I sat up and gazed blankly at you. You thought I was a practical joker, hired or persuaded to play a part. You panted at me. And I was a bit embarrassed. You weren't Joe, whom I'd hoped would pull me out of nowhere. You were a stranger to me then. You were a red-faced, rather foolish-looking stranger, drawing in your breath to swear.

So I said politely, "Doctor Livingstone, I presume?"

To you this was further evidence of a put-up job. You heaved up mightily, gasping. I got off your stomach and tried to help you up with proper courtesy. But you swung wildly, connected, and I went banging into the wall. Then, your great-great-etc.-grandmother tells me indignantly, you grabbed a chair and prepared to commit mayhem on me. Hardly the way to treat a distinguished progenitor, Charles, let me tell you.

This was the first moment when your great-and-so-on-grandmother felt really certain you were not the gentle soul she had hoped. Moreover, knowing that I was destined to woo and win her, she forestalled any hindrance to her tender dreamings by swinging on you with a hartlegame bat from the rumpus-room equipment nearby. And when you collapsed, she, with the fine competence of which small and beautiful women are capable in emergencies, discovered a piece of sash cord fastened to my belt in the back, untied it, and deftly knotted it to a piece of furniture for later reference.

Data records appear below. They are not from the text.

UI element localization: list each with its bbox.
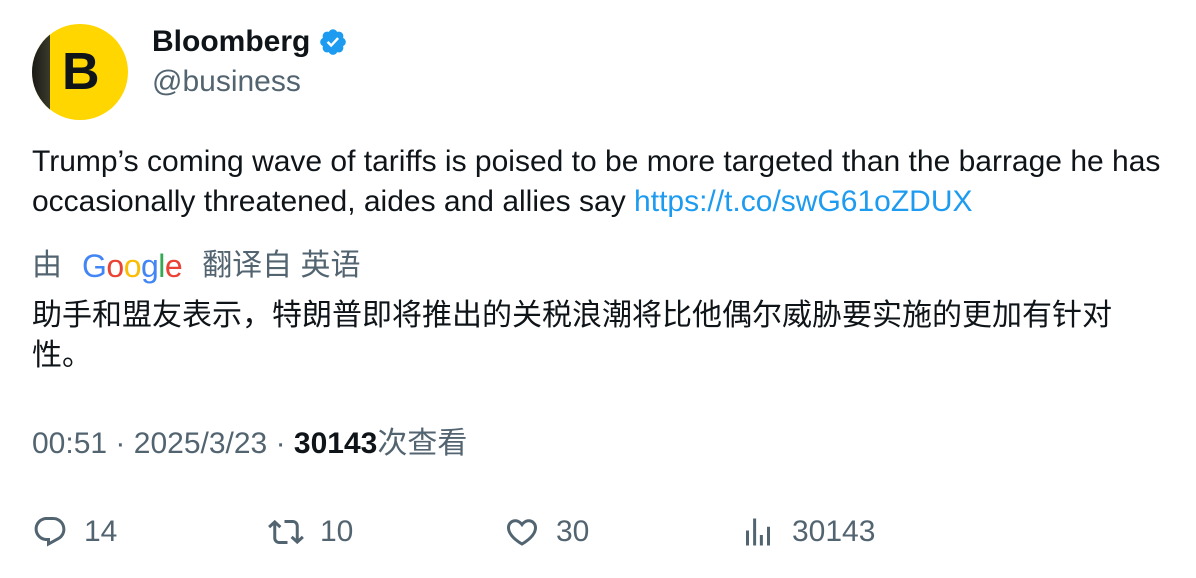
- meta-separator-2: ·: [275, 427, 286, 460]
- tweet-link[interactable]: https://t.co/swG61oZDUX: [634, 185, 972, 218]
- translation-prefix: 由: [32, 249, 62, 282]
- tweet-time[interactable]: 00:51: [32, 427, 107, 460]
- avatar-fold: [32, 24, 50, 42]
- retweet-icon: [268, 519, 304, 545]
- verified-badge-icon: [320, 29, 347, 55]
- tweet-meta: 00:51 · 2025/3/23 · 30143次查看: [32, 424, 467, 464]
- avatar[interactable]: B: [32, 24, 128, 120]
- heart-icon: [506, 519, 538, 546]
- like-count: 30: [556, 515, 590, 548]
- author-name[interactable]: Bloomberg: [152, 24, 310, 60]
- reply-icon: [34, 517, 66, 547]
- views-count: 30143: [293, 427, 378, 460]
- reply-button[interactable]: 14: [32, 512, 117, 552]
- views-label: 次查看: [377, 427, 468, 460]
- meta-separator: ·: [115, 427, 126, 460]
- tweet-date[interactable]: 2025/3/23: [134, 427, 267, 460]
- views-button[interactable]: 30143: [740, 512, 875, 552]
- retweet-button[interactable]: 10: [268, 512, 353, 552]
- like-button[interactable]: 30: [504, 512, 589, 552]
- tweet-text: Trump’s coming wave of tariffs is poised…: [32, 142, 1162, 222]
- analytics-icon: [746, 518, 770, 546]
- tweet-body: Trump’s coming wave of tariffs is poised…: [32, 145, 1161, 218]
- author-handle[interactable]: @business: [152, 64, 301, 100]
- translation-suffix: 翻译自 英语: [202, 249, 361, 282]
- author-name-row[interactable]: Bloomberg: [152, 24, 348, 60]
- views-action-count: 30143: [792, 515, 876, 548]
- translation-attribution: 由 Google 翻译自 英语: [32, 246, 361, 286]
- translated-text: 助手和盟友表示，特朗普即将推出的关税浪潮将比他偶尔威胁要实施的更加有针对性。: [32, 299, 1112, 372]
- google-logo: Google: [82, 248, 183, 284]
- retweet-count: 10: [320, 515, 354, 548]
- avatar-letter: B: [62, 43, 100, 101]
- reply-count: 14: [84, 515, 118, 548]
- action-bar: 14 10 30 30143: [32, 512, 1162, 552]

Here, perhaps, my letter to you could end. The other events in your rumpus-room, your time, your historical period, followed an absolutely inevitable pattern.

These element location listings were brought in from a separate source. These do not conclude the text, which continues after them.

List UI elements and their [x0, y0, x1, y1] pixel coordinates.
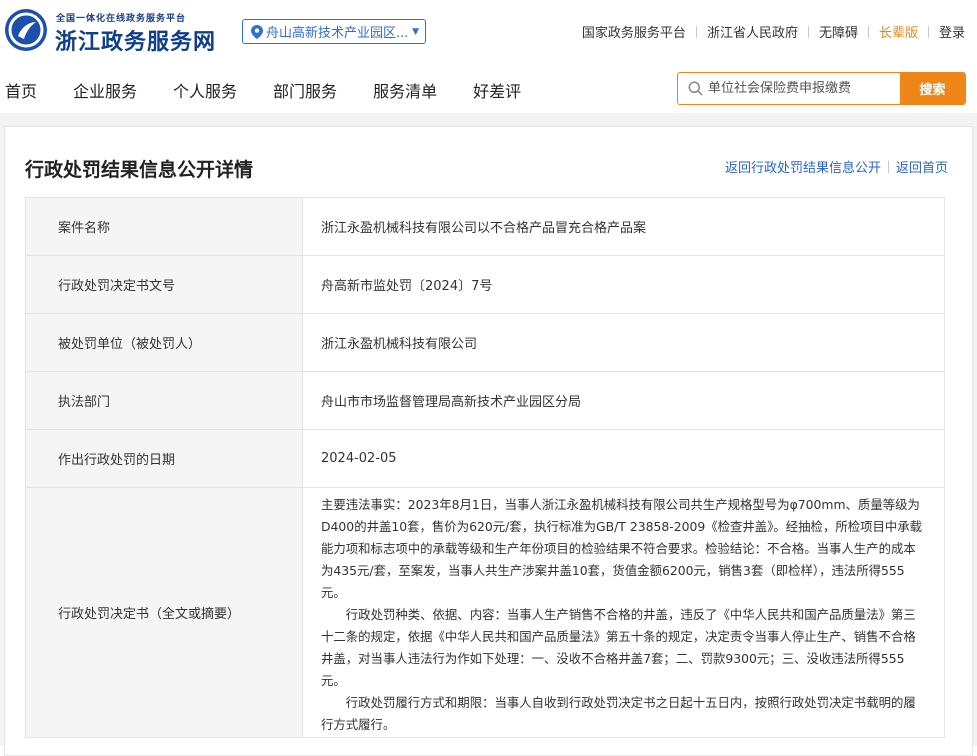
back-to-list-link[interactable]: 返回行政处罚结果信息公开: [725, 157, 881, 176]
region-selector[interactable]: 舟山高新技术产业园区... ▼: [242, 19, 426, 44]
nav-items: 首页 企业服务 个人服务 部门服务 服务清单 好差评: [5, 78, 557, 102]
detail-table: 案件名称 浙江永盈机械科技有限公司以不合格产品冒充合格产品案 行政处罚决定书文号…: [25, 197, 945, 738]
table-row: 案件名称 浙江永盈机械科技有限公司以不合格产品冒充合格产品案: [26, 198, 945, 256]
divider: [695, 25, 697, 38]
field-label: 被处罚单位（被处罚人）: [26, 314, 303, 371]
caret-down-icon: ▼: [412, 26, 419, 37]
field-label: 行政处罚决定书（全文或摘要）: [26, 488, 303, 737]
divider: [887, 160, 889, 173]
page-title: 行政处罚结果信息公开详情: [25, 159, 254, 181]
link-elder-version[interactable]: 长辈版: [879, 22, 918, 41]
field-label: 行政处罚决定书文号: [26, 256, 303, 313]
nav-item-department[interactable]: 部门服务: [273, 78, 337, 102]
field-label: 案件名称: [26, 198, 303, 255]
top-links: 国家政务服务平台 浙江省人民政府 无障碍 长辈版 登录: [582, 22, 965, 41]
top-bar: 全国一体化在线政务服务平台 浙江政务服务网 舟山高新技术产业园区... ▼ 国家…: [0, 0, 977, 62]
search-icon: [678, 73, 706, 104]
link-accessibility[interactable]: 无障碍: [819, 22, 858, 41]
region-label: 舟山高新技术产业园区...: [266, 26, 409, 41]
table-row: 行政处罚决定书文号 舟高新市监处罚〔2024〕7号: [26, 256, 945, 314]
location-pin-icon: [251, 24, 263, 39]
decision-paragraph: 主要违法事实：2023年8月1日，当事人浙江永盈机械科技有限公司共生产规格型号为…: [321, 497, 923, 600]
field-label: 作出行政处罚的日期: [26, 430, 303, 487]
table-row: 行政处罚决定书（全文或摘要） 主要违法事实：2023年8月1日，当事人浙江永盈机…: [26, 488, 945, 738]
field-value: 舟山市市场监督管理局高新技术产业园区分局: [303, 372, 945, 429]
table-row: 被处罚单位（被处罚人） 浙江永盈机械科技有限公司: [26, 314, 945, 372]
search-button[interactable]: 搜索: [900, 73, 965, 104]
search-box: 搜索: [677, 72, 966, 105]
search-input[interactable]: [706, 73, 900, 104]
back-to-home-link[interactable]: 返回首页: [896, 157, 948, 176]
brand-tagline: 全国一体化在线政务服务平台: [56, 14, 187, 24]
field-value: 浙江永盈机械科技有限公司以不合格产品冒充合格产品案: [303, 198, 945, 255]
link-login[interactable]: 登录: [939, 22, 965, 41]
nav-item-rating[interactable]: 好差评: [473, 78, 521, 102]
divider: [927, 25, 929, 38]
field-label: 执法部门: [26, 372, 303, 429]
table-row: 作出行政处罚的日期 2024-02-05: [26, 430, 945, 488]
divider: [867, 25, 869, 38]
nav-item-service-list[interactable]: 服务清单: [373, 78, 437, 102]
decision-paragraph: 行政处罚履行方式和期限：当事人自收到行政处罚决定书之日起十五日内，按照行政处罚决…: [321, 695, 916, 732]
field-value: 浙江永盈机械科技有限公司: [303, 314, 945, 371]
nav-item-personal[interactable]: 个人服务: [173, 78, 237, 102]
decision-paragraph: 行政处罚种类、依据、内容：当事人生产销售不合格的井盖，违反了《中华人民共和国产品…: [321, 607, 916, 688]
field-value: 主要违法事实：2023年8月1日，当事人浙江永盈机械科技有限公司共生产规格型号为…: [303, 488, 945, 737]
detail-panel: 行政处罚结果信息公开详情 返回行政处罚结果信息公开 返回首页 案件名称 浙江永盈…: [4, 126, 973, 756]
link-national-platform[interactable]: 国家政务服务平台: [582, 22, 686, 41]
field-value: 舟高新市监处罚〔2024〕7号: [303, 256, 945, 313]
link-zhejiang-government[interactable]: 浙江省人民政府: [707, 22, 798, 41]
nav-item-home[interactable]: 首页: [5, 78, 37, 102]
brand-name[interactable]: 浙江政务服务网: [55, 24, 216, 56]
decision-text: 主要违法事实：2023年8月1日，当事人浙江永盈机械科技有限公司共生产规格型号为…: [321, 494, 924, 736]
field-value: 2024-02-05: [303, 430, 945, 487]
back-links: 返回行政处罚结果信息公开 返回首页: [725, 157, 948, 176]
divider: [807, 25, 809, 38]
table-row: 执法部门 舟山市市场监督管理局高新技术产业园区分局: [26, 372, 945, 430]
site-logo-icon[interactable]: [4, 8, 48, 52]
main-nav: 首页 企业服务 个人服务 部门服务 服务清单 好差评 搜索: [0, 62, 977, 113]
nav-item-enterprise[interactable]: 企业服务: [73, 78, 137, 102]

Laki screamed piercingly. Your father heard, and came rushing with a first-aid kit. He arrived to view Ginny—bless her—standing embattled above me with the hartlegame bat in her hand and blood in her eye. You were collapsed on the floor.

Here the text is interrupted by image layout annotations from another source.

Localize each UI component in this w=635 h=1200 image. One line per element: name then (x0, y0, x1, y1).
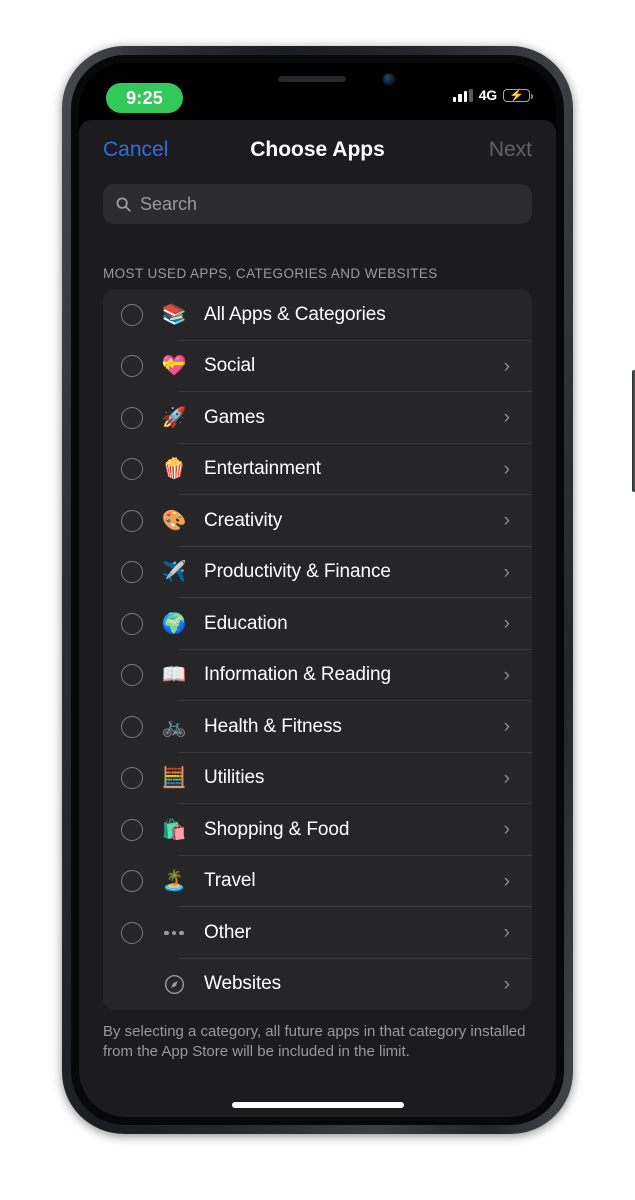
battery-charging-icon: ⚡ (503, 88, 533, 102)
safari-compass-icon (161, 973, 187, 996)
popcorn-icon: 🍿 (161, 458, 187, 481)
list-item[interactable]: Websites › (103, 959, 532, 1011)
chevron-right-icon: › (503, 716, 510, 738)
search-icon (115, 196, 132, 213)
radio-button[interactable] (121, 612, 143, 635)
radio-button[interactable] (121, 303, 143, 326)
radio-button[interactable] (121, 715, 143, 738)
radio-button[interactable] (121, 870, 143, 893)
list-item-label: Other (204, 921, 252, 943)
battery-bolt-icon: ⚡ (509, 88, 524, 102)
chevron-right-icon: › (503, 561, 510, 583)
chevron-right-icon: › (503, 407, 510, 429)
list-item[interactable]: 🚀 Games › (103, 392, 532, 444)
modal-sheet: Cancel Choose Apps Next MOST USED APPS, … (79, 120, 556, 1117)
list-item-label: Health & Fitness (204, 715, 342, 737)
list-item[interactable]: 🌍 Education › (103, 598, 532, 650)
list-item-label: Travel (204, 870, 256, 892)
display-notch (215, 63, 420, 96)
list-item-label: All Apps & Categories (204, 303, 386, 325)
list-item-label: Websites (204, 973, 281, 995)
bicycle-icon: 🚲 (161, 715, 187, 738)
radio-button[interactable] (121, 921, 143, 944)
radio-button[interactable] (121, 509, 143, 532)
list-item[interactable]: 🏝️ Travel › (103, 856, 532, 907)
calculator-icon: 🧮 (161, 767, 187, 790)
chevron-right-icon: › (503, 767, 510, 789)
chevron-right-icon: › (503, 973, 510, 995)
cellular-signal-icon (452, 88, 473, 102)
chevron-right-icon: › (503, 355, 510, 377)
list-item[interactable]: 🍿 Entertainment › (103, 444, 532, 495)
globe-icon: 🌍 (161, 612, 187, 635)
radio-button[interactable] (121, 406, 143, 429)
phone-device-frame: Cancel Choose Apps Next MOST USED APPS, … (62, 46, 635, 1134)
screen-time-choose-apps-screen: Cancel Choose Apps Next MOST USED APPS, … (79, 63, 556, 1117)
radio-button[interactable] (121, 767, 143, 790)
chevron-right-icon: › (503, 458, 510, 480)
chevron-right-icon: › (503, 922, 510, 944)
list-item[interactable]: Other › (103, 907, 532, 959)
search-input[interactable] (140, 193, 520, 215)
paper-plane-icon: ✈️ (161, 561, 187, 584)
list-item-label: Games (204, 406, 265, 428)
list-item-label: Utilities (204, 767, 265, 789)
list-item-label: Social (204, 355, 256, 377)
section-header: MOST USED APPS, CATEGORIES AND WEBSITES (103, 266, 438, 281)
list-item-label: Entertainment (204, 458, 321, 480)
radio-button[interactable] (121, 355, 143, 378)
navigation-bar: Cancel Choose Apps Next (79, 120, 556, 180)
phone-bezel: Cancel Choose Apps Next MOST USED APPS, … (71, 55, 564, 1125)
radio-button[interactable] (121, 561, 143, 584)
home-indicator[interactable] (231, 1102, 404, 1108)
shopping-bag-icon: 🛍️ (161, 818, 187, 841)
front-camera-icon (382, 73, 395, 86)
list-item[interactable]: 🚲 Health & Fitness › (103, 701, 532, 753)
list-item[interactable]: ✈️ Productivity & Finance › (103, 547, 532, 598)
list-item[interactable]: 🎨 Creativity › (103, 495, 532, 547)
status-indicators: 4G ⚡ (452, 87, 533, 103)
ellipsis-icon (161, 930, 187, 935)
social-chat-heart-icon: 💝 (161, 355, 187, 378)
open-book-icon: 📖 (161, 664, 187, 687)
list-item[interactable]: 🧮 Utilities › (103, 753, 532, 804)
list-item-label: Education (204, 612, 288, 634)
earpiece-speaker (278, 76, 347, 82)
chevron-right-icon: › (503, 664, 510, 686)
search-field[interactable] (103, 184, 532, 224)
cancel-button[interactable]: Cancel (103, 138, 168, 162)
list-item[interactable]: 📚All Apps & Categories› (103, 289, 532, 341)
list-item-label: Productivity & Finance (204, 561, 391, 583)
stack-layers-icon: 📚 (161, 303, 187, 326)
palette-icon: 🎨 (161, 509, 187, 532)
network-type-label: 4G (478, 87, 497, 103)
radio-button[interactable] (121, 458, 143, 481)
rocket-icon: 🚀 (161, 406, 187, 429)
radio-button[interactable] (121, 818, 143, 841)
list-item-label: Shopping & Food (204, 818, 350, 840)
next-button[interactable]: Next (489, 138, 532, 162)
chevron-right-icon: › (503, 510, 510, 532)
palm-island-icon: 🏝️ (161, 870, 187, 893)
list-item[interactable]: 💝 Social › (103, 341, 532, 392)
list-item-label: Information & Reading (204, 664, 391, 686)
chevron-right-icon: › (503, 613, 510, 635)
list-item[interactable]: 📖 Information & Reading › (103, 650, 532, 701)
list-item-label: Creativity (204, 509, 283, 531)
radio-button[interactable] (121, 664, 143, 687)
status-clock: 9:25 (106, 83, 183, 113)
chevron-right-icon: › (503, 819, 510, 841)
list-item[interactable]: 🛍️ Shopping & Food › (103, 804, 532, 856)
chevron-right-icon: › (503, 870, 510, 892)
phone-screen: Cancel Choose Apps Next MOST USED APPS, … (79, 63, 556, 1117)
category-list: 📚 All Apps & Categories › 💝 Social › 🚀 Games › 🍿 E… (103, 289, 532, 1010)
footer-note: By selecting a category, all future apps… (103, 1023, 526, 1060)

Your father gasped: "Wha—what—"

And Ginny said in a level and determined tone, "He's Charles's fifty-second-great-grandfather, sir, and Charles hit him. It wasn't respectful—so I clobbered him."

The word "clobbered" is not in thirty-fourth century common speech. Ginny had learned it from the reading of this missive to you. She had not known what it meant, but when the emergency arrived she not only knew what to do, but had the word for it. Your great-great-great-etc.-ancestress is a remarkable woman, Charles! She has brains, determination, intuition, clarity of thought, and she is deliciously cuddlesome besides. Even after having been married to her for a considerable time, I like her very, very much!

"What's that?" demanded your father dazedly. "Great-great—"

Hari and Stan tried to explain, together. I opened my eyes and saw Ginny. My last previous view had been of a hamlike fist gaining momentum before my nose. Ginny was a welcome change. I sat up, staring at her. My mouth dropped open.

I heard myself saying earnestly: "Look, angel! It's not true there's no marrying in Heaven, is it? With you around that would be a dirty trick."

And Ginny kissed me. It was quite proper. She had read this letter, and she knew that she was going to marry me—knew it in fact the instant she saw me—and even that nearly two years later I would still be bragging about it. In fact, I would be—I am—gloating over it in a quite unseemly manner. So her engagement to you, Charles, was automatically terminated by my arrival. In its place an arrangement of much longer standing matured. And while I do not believe in long engagements as a rule, Ginny's and mine of some fourteen centuries' duration has worked out all right.